PRS legislation criticised as new tenancy rents rise by more than 10% for third consecutive quarter
Average rents in Scotland for new tenancies in the private rented sector have risen by double digits for the third time in a row since the introduction of the Cost of Living (Tenant Protection) (Scotland) Act 2022, according to new figures.
Residential lettings site Citylets said the data from its lettings portal underline what many in the industry feared from the outset that the new legislation would acerbate the supply demand imbalance.
The rent gap between those already in rented accommodation when the legislation was passed and those seeking new properties to rent looks set to continue to grow with the cap for rent rises within pre-existing tenancies to be extended for at least another six months from September.
Almost all major regions in the report witnessed double digit increases in rents in the second quarter of 2023 with the market moving at frenetic pace across all regions and all property types.
Citylets MD, Thomas Ashdown, expressed concern for the new data. He said: “We are living through unique times for the Scottish Private Rented Sector. Never before have we recorded such steep and sustained annual price appreciation across a single region, never mind across the country as a whole.
“A vicious circle of low supply leading to higher rents for new tenancies and less movement within the sector seems to have been set in motion as the rent gap between open and closed markets grows. Add in anecdotal evidence of landlords leaving and pressures on would-be property buyers and its is clear we have a difficult path ahead in achieving balance.”
Gillian Semmler, PR manager at Citylets, noted: “The latest Citylets report makes for stark reading that should be acknowledged at the highest level. Good intentions for one market segment through the new legislation appears to be having severe ramifications on the open market. The outlook for the next quarter and beyond is likely more of the same; low supply relative to demand remains a concern.”
Adrian Sangster of Aberdein Considine added: “Demand for good quality accommodation remains at record high levels. This demand is not only restricted to the major cities, we are also witnessing unprecedented enquiries for properties in our towns and rural areas. With the lack of housing availability, people are being forced to widen their parameters, which is fuelling higher rentals in areas traditionally impervious to wider market trends.

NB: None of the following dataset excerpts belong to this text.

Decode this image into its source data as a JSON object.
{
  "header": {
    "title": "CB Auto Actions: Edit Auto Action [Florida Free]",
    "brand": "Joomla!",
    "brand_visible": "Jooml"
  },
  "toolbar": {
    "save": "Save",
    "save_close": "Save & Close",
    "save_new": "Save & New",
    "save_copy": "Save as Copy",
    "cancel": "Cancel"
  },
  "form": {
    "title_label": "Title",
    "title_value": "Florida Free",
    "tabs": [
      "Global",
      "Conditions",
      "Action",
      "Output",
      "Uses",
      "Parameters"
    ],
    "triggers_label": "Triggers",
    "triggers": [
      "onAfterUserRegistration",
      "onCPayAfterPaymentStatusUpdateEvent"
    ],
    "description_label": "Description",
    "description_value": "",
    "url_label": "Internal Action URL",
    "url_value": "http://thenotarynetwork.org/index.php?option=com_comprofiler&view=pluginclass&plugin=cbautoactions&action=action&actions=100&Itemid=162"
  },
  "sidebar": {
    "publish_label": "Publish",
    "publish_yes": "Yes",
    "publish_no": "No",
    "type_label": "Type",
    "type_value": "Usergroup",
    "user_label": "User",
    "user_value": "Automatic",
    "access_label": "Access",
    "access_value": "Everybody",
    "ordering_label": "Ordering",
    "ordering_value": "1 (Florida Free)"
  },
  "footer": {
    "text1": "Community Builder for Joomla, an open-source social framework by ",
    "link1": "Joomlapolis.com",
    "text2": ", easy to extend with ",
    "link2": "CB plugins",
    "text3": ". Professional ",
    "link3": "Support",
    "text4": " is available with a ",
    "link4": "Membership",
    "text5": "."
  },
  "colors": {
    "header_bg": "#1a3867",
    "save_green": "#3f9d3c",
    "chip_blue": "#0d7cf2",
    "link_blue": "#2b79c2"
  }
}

“The media have recently been referring to a ‘ticking timebomb’ in the mortgage market. Scotland’s PRS timebomb started ticking several years ago and despite many warnings, the Scottish Government appear happy to let it explode with those they claim to be protecting, suffering the most.” The average property to rent in Scotland, having surpassed the £1000 mark for the first time in Q1 2023, continued to rise to average £1081 per month but with the rate of growth easing to 11.4% Year on Year (YOY), down from 12.4% recorded the previous quarter.”